Трудно описать атмосферу огромного молчаливого здания позади мэрии Шату. Стоило проникнуть за ограду — и начинало казаться, будто ты попал в королевство, где покоится Спящая Красавица: просторный двор с пустыми крытыми галереями, монументальные лестницы, отвечавшие эхом только моим башмакам на деревянной подошве, необитаемые спальни, где порой совершала пробежку толстая крыса… Я взбирался под крышу, проходил коридором, где свистели сквозняки, и стучался в дверь с табличкой «№ 7».
Обычно ничего не происходило до тех пор, пока я не доказывал свою благонадежность, подав условный знак.
— Это я!
— Кто я?
— Амбруаз!
— Что еще за Амбруаз?
— Радзанов!
— Чей сын?
— Радзанова Димитрия из дома один по улице Мезон в Шату.
— Профессия отца?
— Химик.
— Не расслышала!
— Пианист!!!
Тут звякала щеколда и дверь начинала ме-е-ед-ленно приоткрываться, скрипя, как ворота замка с привидениями. Ставшие для меня привычными меры предосторожности, принятые бабушкой, думаю, заменяли ей пароли, которые используются в обстановке войны. Хотя, с другой стороны, это напоминало и промывку мозгов с целью как следует меня обработать.
Бабушка встречала меня закутанная в своих голубых песцов, на голове — шапка-ушанка из оленьего меха, на руках — леопардовые перчатки, на ногах — ботинки на пуговках.
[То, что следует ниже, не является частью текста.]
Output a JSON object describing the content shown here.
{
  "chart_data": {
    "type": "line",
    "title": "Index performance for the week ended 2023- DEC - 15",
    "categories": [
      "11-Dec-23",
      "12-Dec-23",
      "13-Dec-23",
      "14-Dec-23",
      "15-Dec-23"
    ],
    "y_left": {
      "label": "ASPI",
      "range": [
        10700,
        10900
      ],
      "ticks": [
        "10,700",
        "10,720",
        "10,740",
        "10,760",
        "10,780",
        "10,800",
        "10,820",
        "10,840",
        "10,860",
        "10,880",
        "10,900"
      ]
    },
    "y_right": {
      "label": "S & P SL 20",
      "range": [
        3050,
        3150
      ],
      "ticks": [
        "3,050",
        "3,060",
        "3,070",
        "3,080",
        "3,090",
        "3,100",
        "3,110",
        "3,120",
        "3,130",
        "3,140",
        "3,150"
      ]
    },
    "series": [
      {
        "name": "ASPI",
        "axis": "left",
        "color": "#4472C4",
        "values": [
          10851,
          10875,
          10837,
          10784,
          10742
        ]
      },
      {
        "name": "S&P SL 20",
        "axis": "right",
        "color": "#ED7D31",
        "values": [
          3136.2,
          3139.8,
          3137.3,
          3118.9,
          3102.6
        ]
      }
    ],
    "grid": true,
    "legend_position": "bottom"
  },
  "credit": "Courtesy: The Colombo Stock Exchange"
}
Она, казалось, готова уже сесть в тройку… ну, скажем, на свою старую пружинную кровать, занимавшую большую часть пространства. Нет. Прежде чем перейти к разговору о серьезных вещах, она ставила на спиртовку жестяную кастрюльку и заваривала в ней чай. О, как они казались теперь далеки, времена серебряных самоваров! Единственным, что осталось от прежней роскоши, были ее одежда, менторское обхождение и бонбоньерка в цветочек, в которой она держала твердое, будто деревянное, печенье. Поскольку я приходил как раз к полднику — я непременно его и получал. Однажды я даже сломал о такое печенье зуб, и это заинтриговало папу, заронило в него какие-то сомнения. Еще помню исходивший от бабушки старушечий запах, руки в коричневых пятнах, помню, какие острые у нее были ногти, когда она щипала меня, желая повысить внимание к своему рассказу.
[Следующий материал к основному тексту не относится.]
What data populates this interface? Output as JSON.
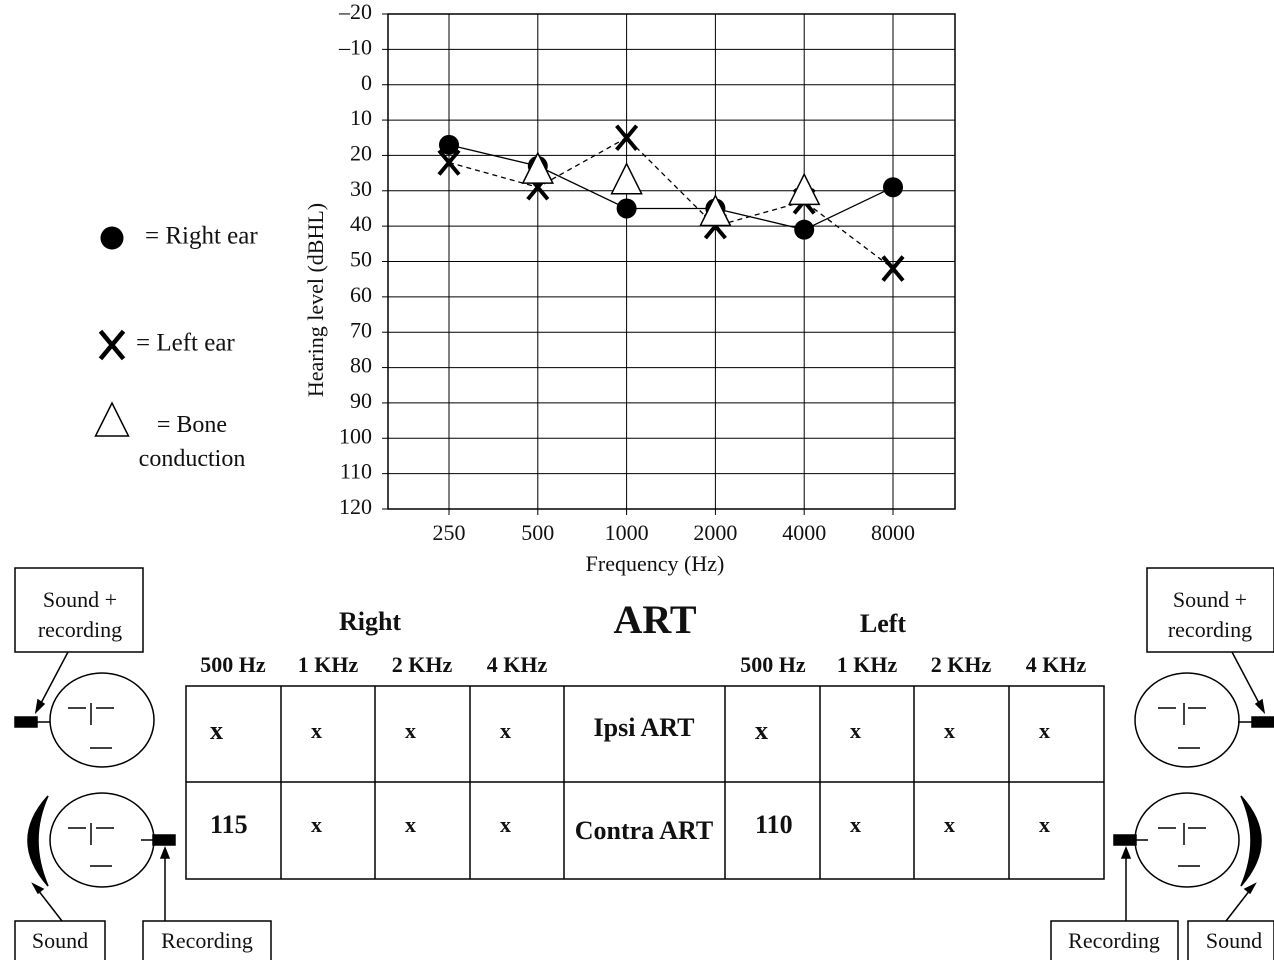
{
  "chart_data": {
    "type": "line",
    "x_label": "Frequency (Hz)",
    "y_label": "Hearing level (dBHL)",
    "categories": [
      "250",
      "500",
      "1000",
      "2000",
      "4000",
      "8000"
    ],
    "ylim": [
      -20,
      120
    ],
    "y_inverted": true,
    "grid": true,
    "yticks": [
      {
        "value": -20,
        "label": "–20"
      },
      {
        "value": -10,
        "label": "–10"
      },
      0,
      10,
      20,
      30,
      40,
      50,
      60,
      70,
      80,
      90,
      100,
      110,
      120
    ],
    "series": [
      {
        "name": "= Right ear",
        "color": "#000000",
        "marker": "circle",
        "linestyle": "solid",
        "values": [
          17,
          23,
          35,
          35,
          41,
          29
        ]
      },
      {
        "name": "= Left ear",
        "color": "#000000",
        "marker": "x",
        "linestyle": "dashed",
        "values": [
          22,
          29,
          15,
          40,
          33,
          52
        ]
      },
      {
        "name": "= Bone conduction",
        "color": "#000000",
        "marker": "triangle",
        "linestyle": "none",
        "values": [
          null,
          25,
          28,
          37,
          31,
          null
        ]
      }
    ]
  },
  "art": {
    "title": "ART",
    "right_label": "Right",
    "left_label": "Left",
    "right_frequencies": [
      "500 Hz",
      "1 KHz",
      "2 KHz",
      "4 KHz"
    ],
    "left_frequencies": [
      "500 Hz",
      "1 KHz",
      "2 KHz",
      "4 KHz"
    ],
    "rows": [
      {
        "label": "Ipsi ART",
        "right": [
          "x",
          "x",
          "x",
          "x"
        ],
        "left": [
          "x",
          "x",
          "x",
          "x"
        ]
      },
      {
        "label": "Contra ART",
        "right": [
          115,
          "x",
          "x",
          "x"
        ],
        "left": [
          110,
          "x",
          "x",
          "x"
        ]
      }
    ]
  },
  "boxes": {
    "sound_recording_left": [
      "Sound +",
      "recording"
    ],
    "sound_recording_right": [
      "Sound +",
      "recording"
    ],
    "sound_left": "Sound",
    "recording_left": "Recording",
    "recording_right": "Recording",
    "sound_right": "Sound"
  }
}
— Кто-нибудь знает, что ты здесь?
— Нет.
— Отлично, подойди.
Главным занятием бабушки была инвентаризация газетных вырезок, посвященных Горовицу. Она открывала альбом и заставляла меня путешествовать вместе с нею по жизни, которая не была моей, но которая, мало-помалу, поглощала меня. Анастасия раскладывала по одеялу фотографии маэстро во всей красе (естественно, там были одни только минуты счастья) и читала вслух прославляющие его статьи, переводя их с английского.
Бабушка считала, что ею собрана уникальная коллекция, равной которой нет в мире. А если я удивлялся этому, бросала: «Припомни-ка, что Горовиц знаком с нами».
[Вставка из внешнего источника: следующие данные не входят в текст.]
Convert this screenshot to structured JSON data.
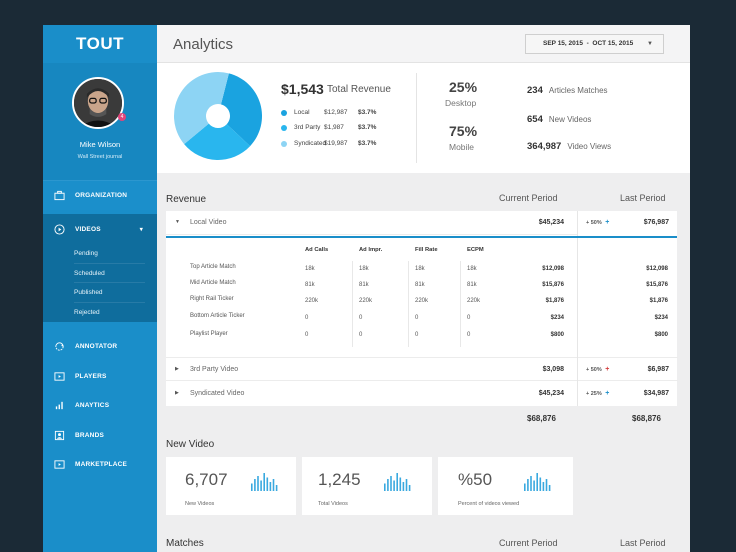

После этого она умолкала, и вид у нее становился совершенно неприступный — ни дать ни взять какое-нибудь его высокопреосвященство в пурпуре близ папского престола, отгораживающееся облаками ладана от профанов с их вопросами.
Когда мне было пора уходить, бабушка вынимала из конверта купюру, которую отдавала мне не сразу, а только убедившись, что я все хорошо запомнил, и, разумеется, заставив меня поклясться, что истрачу эти деньги лишь в случае крайней необходимости.
Видя, что я озадачен и открываю рот, чтобы спросить, какая может быть крайняя необходимость, она опережала события:
— Это все, что мне удалось спасти, когда большевики нас грабили. Советую тебе хранить их как зеницу ока. И никогда не забывай, что это деньги Радзановых!
Я был слишком мал и не мог уловить всего, но именно в данном пункте ни малейшей семантической двусмысленности не звучало и звучать не могло: ни в коем случае и никоим образом этой манной небесной не должна была воспользоваться моя мама.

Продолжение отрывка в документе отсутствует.